Mr Balmer poured a glass of water out of a vacuum jug on his side-table and drank it with relish. His office was very different in atmosphere from that of Snelgrove, Martin and Fitzalan; indeed, it could hardly be said to have anything so needless as an atmosphere at all. Mr Balmer sat behind a steel desk, in a scientifically-sprung chair; Ridley sat in a chair which matched it exactly. There was nothing on the desk but a blotter, nothing on the floor but expensive linoleum, and nothing on the walls save some framed evidences that Mr Balmer was a lawyer, and a QC. Mr Balmer himself, though a stout, bald man, managed to suggest that his flesh was merely some scientific modern substance, as it might be foam rubber, over a steel frame. The glass of water set some lawyer-like and explanatory machinery at work inside him, and he continued.

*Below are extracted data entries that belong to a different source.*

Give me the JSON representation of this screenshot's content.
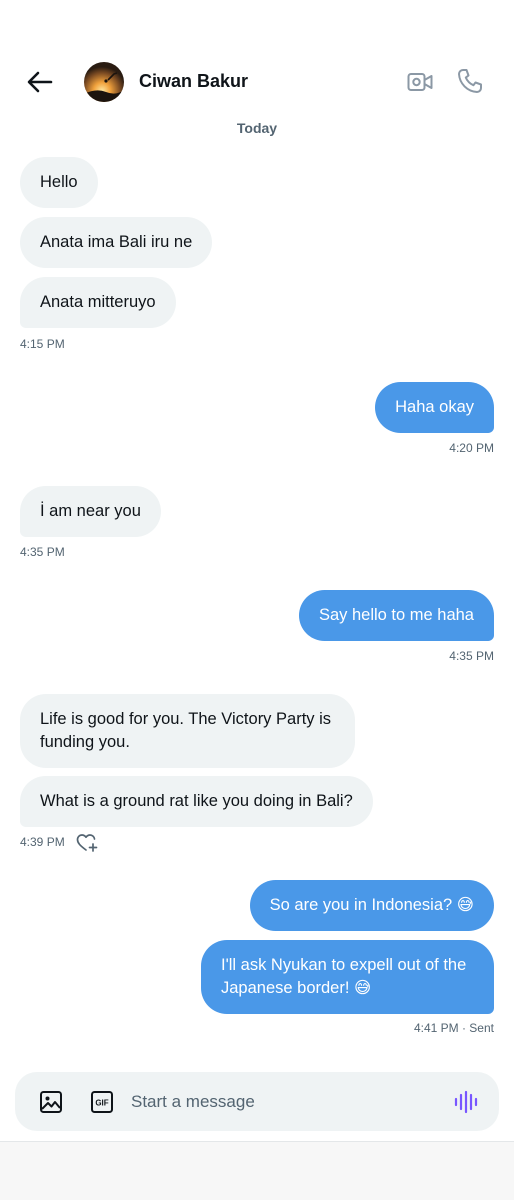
{
  "header": {
    "contact_name": "Ciwan Bakur",
    "icons": [
      "arrow-left-icon",
      "video-camera-icon",
      "phone-icon"
    ]
  },
  "day_separator": "Today",
  "messages": [
    {
      "side": "in",
      "text": "Hello"
    },
    {
      "side": "in",
      "text": "Anata ima Bali iru ne"
    },
    {
      "side": "in",
      "text": "Anata mitteruyo",
      "time": "4:15 PM"
    },
    {
      "side": "out",
      "text": "Haha okay",
      "time": "4:20 PM"
    },
    {
      "side": "in",
      "text": "İ am near you",
      "time": "4:35 PM"
    },
    {
      "side": "out",
      "text": "Say hello to me haha",
      "time": "4:35 PM"
    },
    {
      "side": "in",
      "text": "Life is good for you. The Victory Party is funding you."
    },
    {
      "side": "in",
      "text": "What is a ground rat like you doing in Bali?",
      "time": "4:39 PM"
    },
    {
      "side": "out",
      "text": "So are you in Indonesia? 😅"
    },
    {
      "side": "out",
      "text": "I'll ask Nyukan to expell out of the Japanese border! 😅",
      "time": "4:41 PM · Sent"
    }
  ],
  "composer": {
    "placeholder": "Start a message",
    "value": "",
    "icons": [
      "image-icon",
      "gif-icon",
      "voice-wave-icon"
    ]
  },
  "colors": {
    "outgoing_bubble": "#4a98e8",
    "incoming_bubble": "#eff3f4",
    "voice_accent": "#7856ff",
    "secondary_text": "#536471"
  }
}
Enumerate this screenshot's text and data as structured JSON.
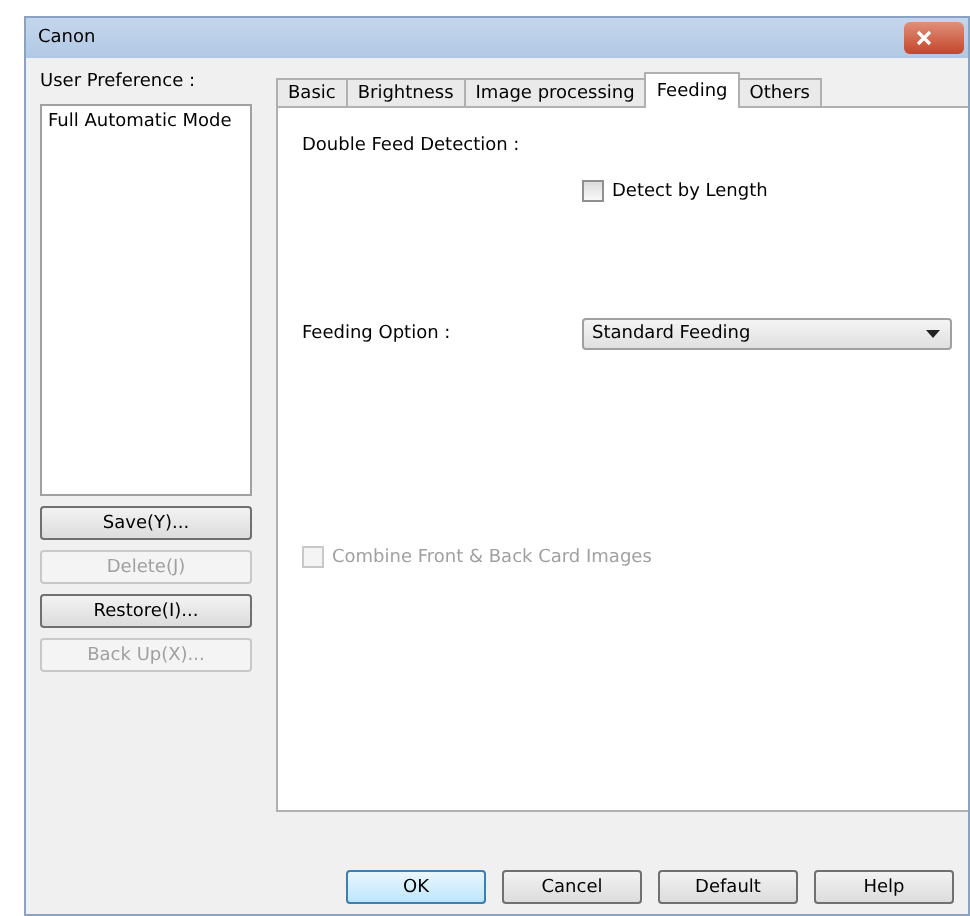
{
  "window": {
    "title": "Canon"
  },
  "user_preference": {
    "label": "User Preference :",
    "items": [
      {
        "label": "Full Automatic Mode",
        "selected": false
      }
    ],
    "buttons": [
      {
        "label": "Save(Y)...",
        "disabled": false
      },
      {
        "label": "Delete(J)",
        "disabled": true
      },
      {
        "label": "Restore(I)...",
        "disabled": false
      },
      {
        "label": "Back Up(X)...",
        "disabled": true
      }
    ]
  },
  "tabs": [
    {
      "label": "Basic",
      "selected": false
    },
    {
      "label": "Brightness",
      "selected": false
    },
    {
      "label": "Image processing",
      "selected": false
    },
    {
      "label": "Feeding",
      "selected": true
    },
    {
      "label": "Others",
      "selected": false
    }
  ],
  "feeding": {
    "double_feed_label": "Double Feed Detection :",
    "detect_by_length": {
      "label": "Detect by Length",
      "checked": false,
      "disabled": false
    },
    "feeding_option": {
      "label": "Feeding Option :",
      "value": "Standard Feeding"
    },
    "combine_cards": {
      "label": "Combine Front & Back Card Images",
      "checked": false,
      "disabled": true
    }
  },
  "buttons": [
    {
      "label": "OK",
      "default": true
    },
    {
      "label": "Cancel",
      "default": false
    },
    {
      "label": "Default",
      "default": false
    },
    {
      "label": "Help",
      "default": false
    }
  ]
}
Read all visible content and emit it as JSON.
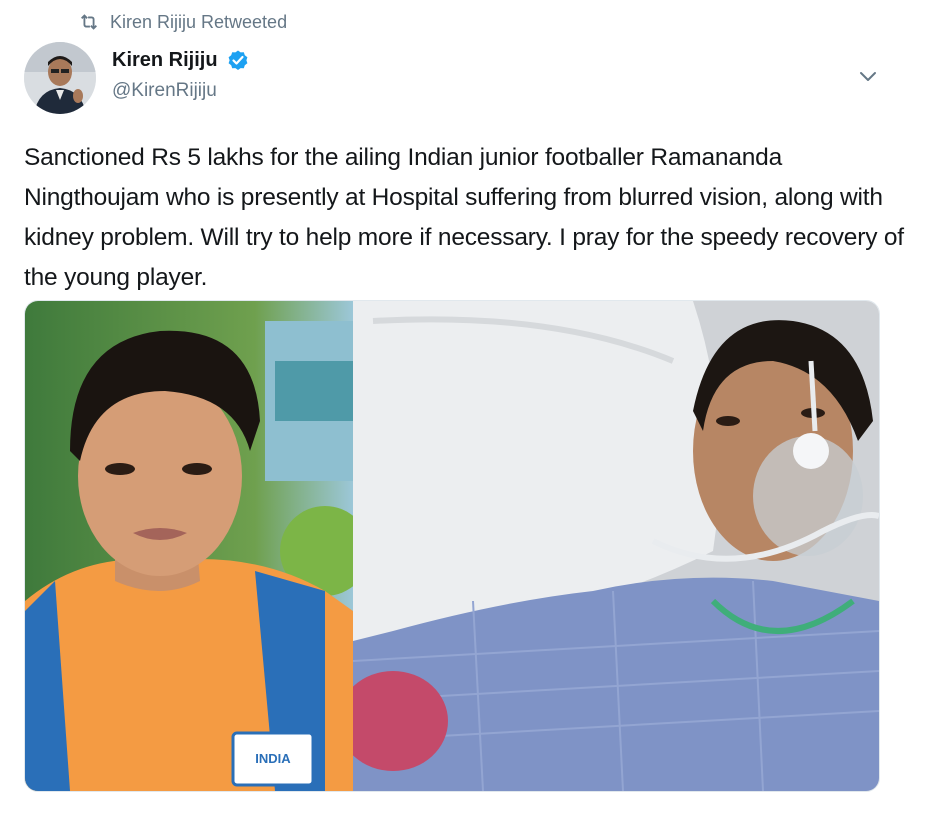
{
  "retweet_banner": {
    "text": "Kiren Rijiju Retweeted",
    "icon": "retweet-icon"
  },
  "author": {
    "name": "Kiren Rijiju",
    "handle": "@KirenRijiju",
    "verified": true,
    "verified_color": "#1da1f2"
  },
  "tweet": {
    "text": "Sanctioned Rs 5 lakhs for the ailing Indian junior footballer Ramananda Ningthoujam who is presently at Hospital suffering from blurred vision, along with kidney problem. Will try to help more if necessary. I pray for the speedy recovery of the young player."
  },
  "media": {
    "left_photo_badge": "INDIA",
    "icons": [
      "menu-chevron-down-icon"
    ]
  },
  "colors": {
    "text": "#14171a",
    "secondary": "#657786",
    "accent": "#1da1f2"
  }
}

“They will charge libel. Snelgrove was in to see me yesterday, and that is what they have in mind. It will be a difficult charge to prove, but it could be done. However, it is
one thing to prove libel, and another to get anything substantial in the way of damages for it. The judge might very well take the line that the libel didn’t amount to much. Still, you published the libel, and you’re guilty. If the judge didn’t like newspapers—and judges don’t, as a usual thing—he could be ugly about it. Now, our defeince should be that you are a victim of malice. Malice is a vague term in law, but though it’s hard to define it isn’t hard to understand. You are the victim, along with Miss Vambrace and Mr Bridgetower, of the malice of X. Give me X, and I’ll put him in the stand and pretty soon the whole issue will be fogged over, because you, and Vambraice, will both be anxious to get at him. The judge probably won’t be able to do anything to X, unless a charge is brought against him—a charge of malice. Whether that could amount to anything will depend on who he is. I wouldn’t advise such a charge, unless the circumstances are exceptional; malice is even slipperier than libel.”
“And what happens if they get X?” asked Ridley.
“Ah, then they would probably keep him under wraps until they had got what they could out of you, and bring another case against him. Or they might even bring him in late in the case, as a surprise, and question him in such a way as to further discredit you. X is the key to the case. Give me X, and the whole thing will be sewed up.”
“But I can’t give you X. I’m trying to find him; Marryat’s trying to find him; Weir is looking for him. But we haven’t a thing to go on. We’ll never find him.”
“Don’t say that. Snelgrove is looking for him, and so is Ronny Fitzalan. Vambrace is hunting him, and I hear some very queer rumours about that. When a lot of people are looking for a thing, it usually turns up. Not many people can cover their tracks, and even fewer can keep from telling a secret if they know one. I’m sure X will be found. I just want our side to find him first.”